Kids school projects

Now that the big day is over, I can tell you about Catie's National History Day project!

This is our first year attending a school that participates in the National History Day competition, so this was a new, scary challenge for her. She had never even had to to do a long term project before her science fair project earlier this year, and I allowed her to do that as a partner project. She got really lucky in her science fair partner, and said partner did a beautiful job on the project... Catie helped a little...  

So when Catie told me that she wanted to team up with her science fair partner again to do NHD, I put my foot down. It was going to be a solo venture for her this time - she had to do all the work, or I'd worry that she hadn't done ANY of it. Now, there are different styles of project that they're allowed to do - a research paper, a 8.5 - 10 minute performance, an exhibit, a documentary, or a website. And of all the things to choose, she picked the performance! That meant she had to write a 1200 word script with bibliography, memorize it, and perform it in costume for the judges. I mean, I can understand if she had done a group performance (and I might let her do it that way next year) - performing a 10 minute script with up to 4 other people wouldn't be so bad. But she really made it tough on herself doing a solo performance - she had to have that whole thing memorized on her own with no note cards! And because she's my daughter, it took a little (a lot) of pushing for her to have her final draft done the week before so she'd have some time to memorize it. Catie is my penance for the things I put my mother through as a kid.

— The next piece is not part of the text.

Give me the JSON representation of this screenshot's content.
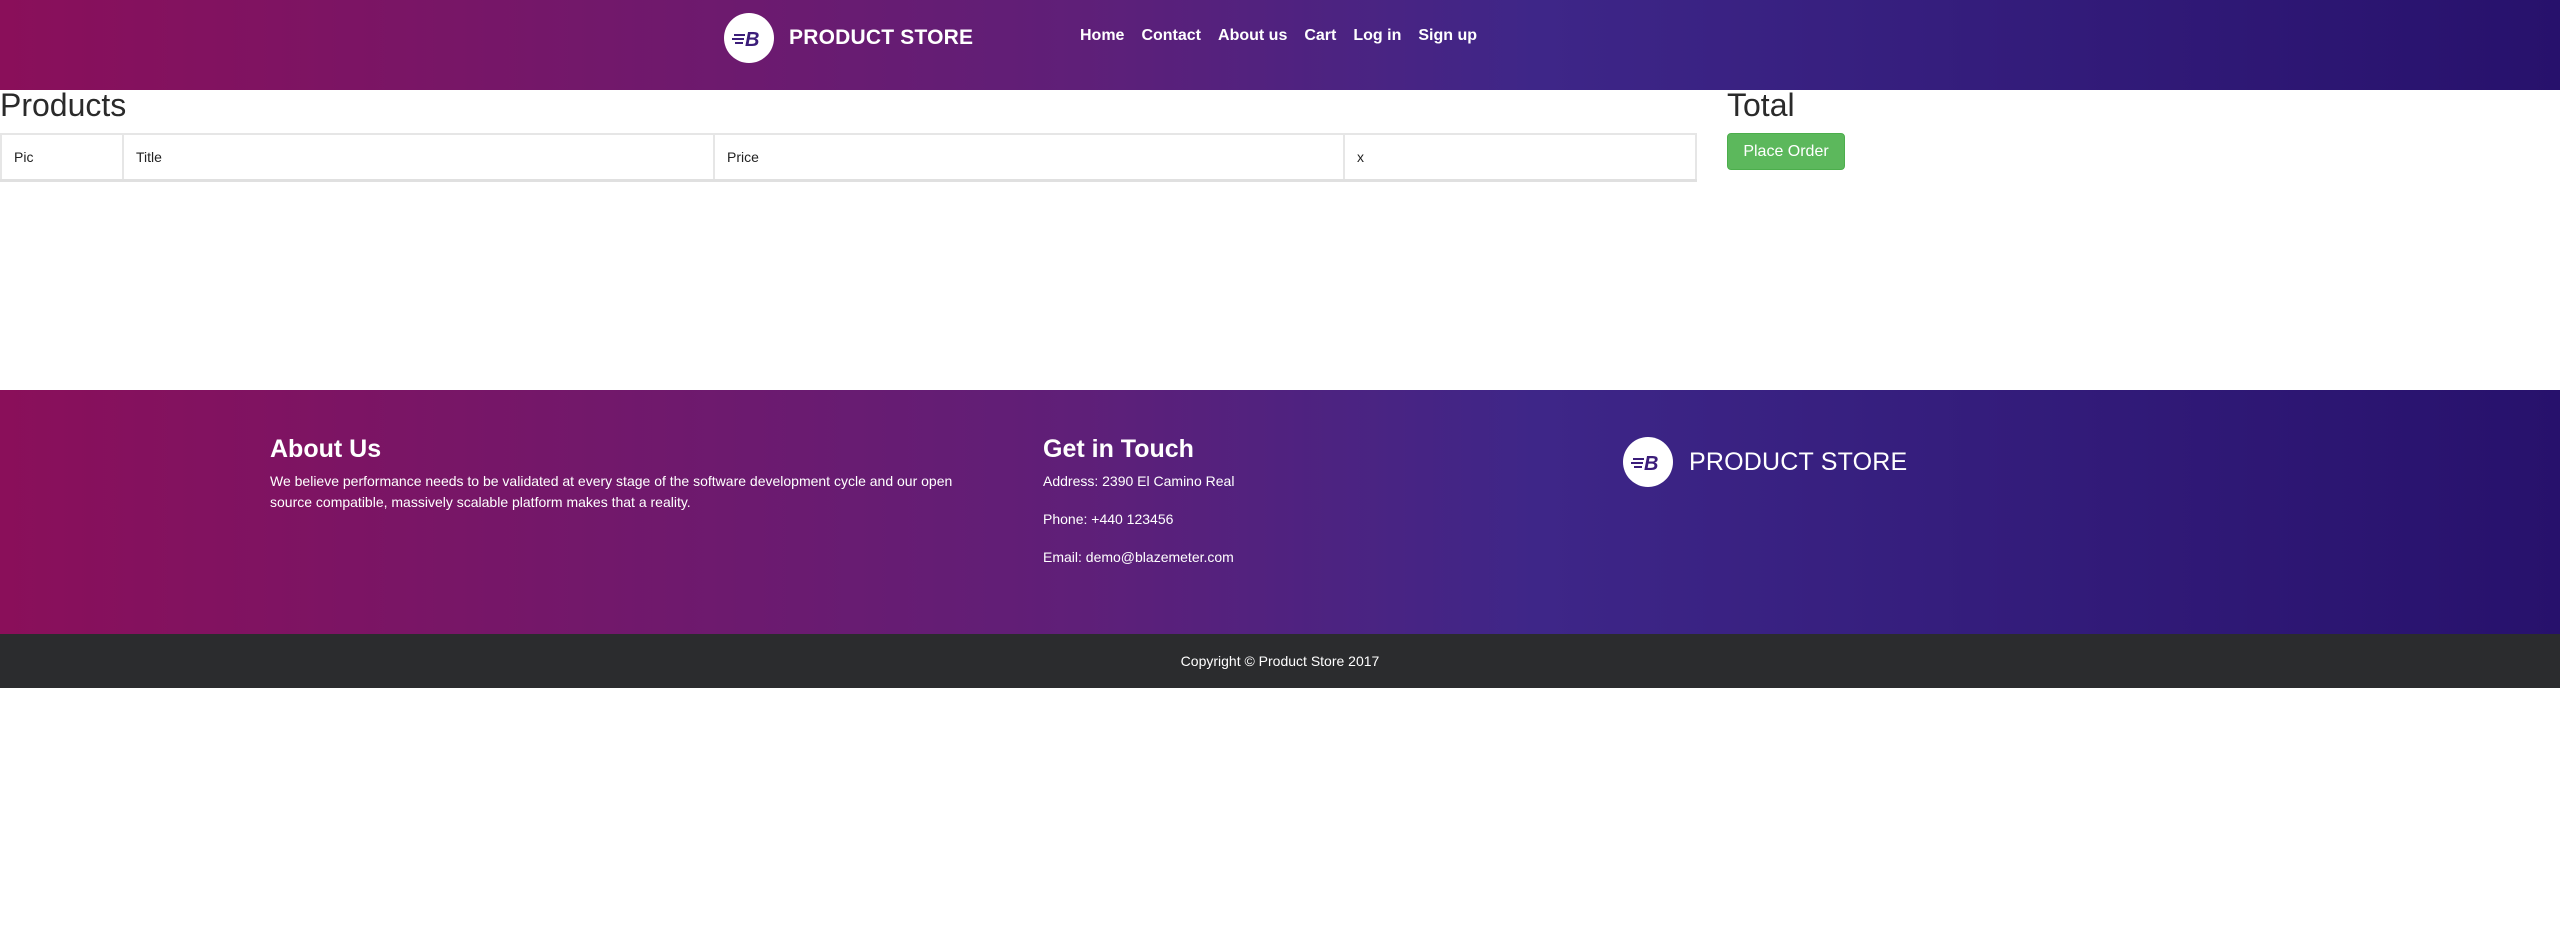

(She chose to focus on Clara Barton and the American Red Cross, so she's dressed as a WWI Red Cross nurse. Yeah, I had to sew. Sigh.)

I think she chose the performance because she thought it would be less work than the paper. AHAHHHAAHAHAAAA! Somehow she didn't realize that a 8.5 minute speech is around 1200 words to write, then memorize, then PERFORM.


There are some amazing projects put forth every year, so to be perfectly honest I just hoped she would get a decent grade in history class for this - it was required, and a fair chunk of her class grade.

The Big news? She got an A+ and is moving on to the regional level! We're very proud - she's a little nervous, because now this means she has to refine her performance and do it again!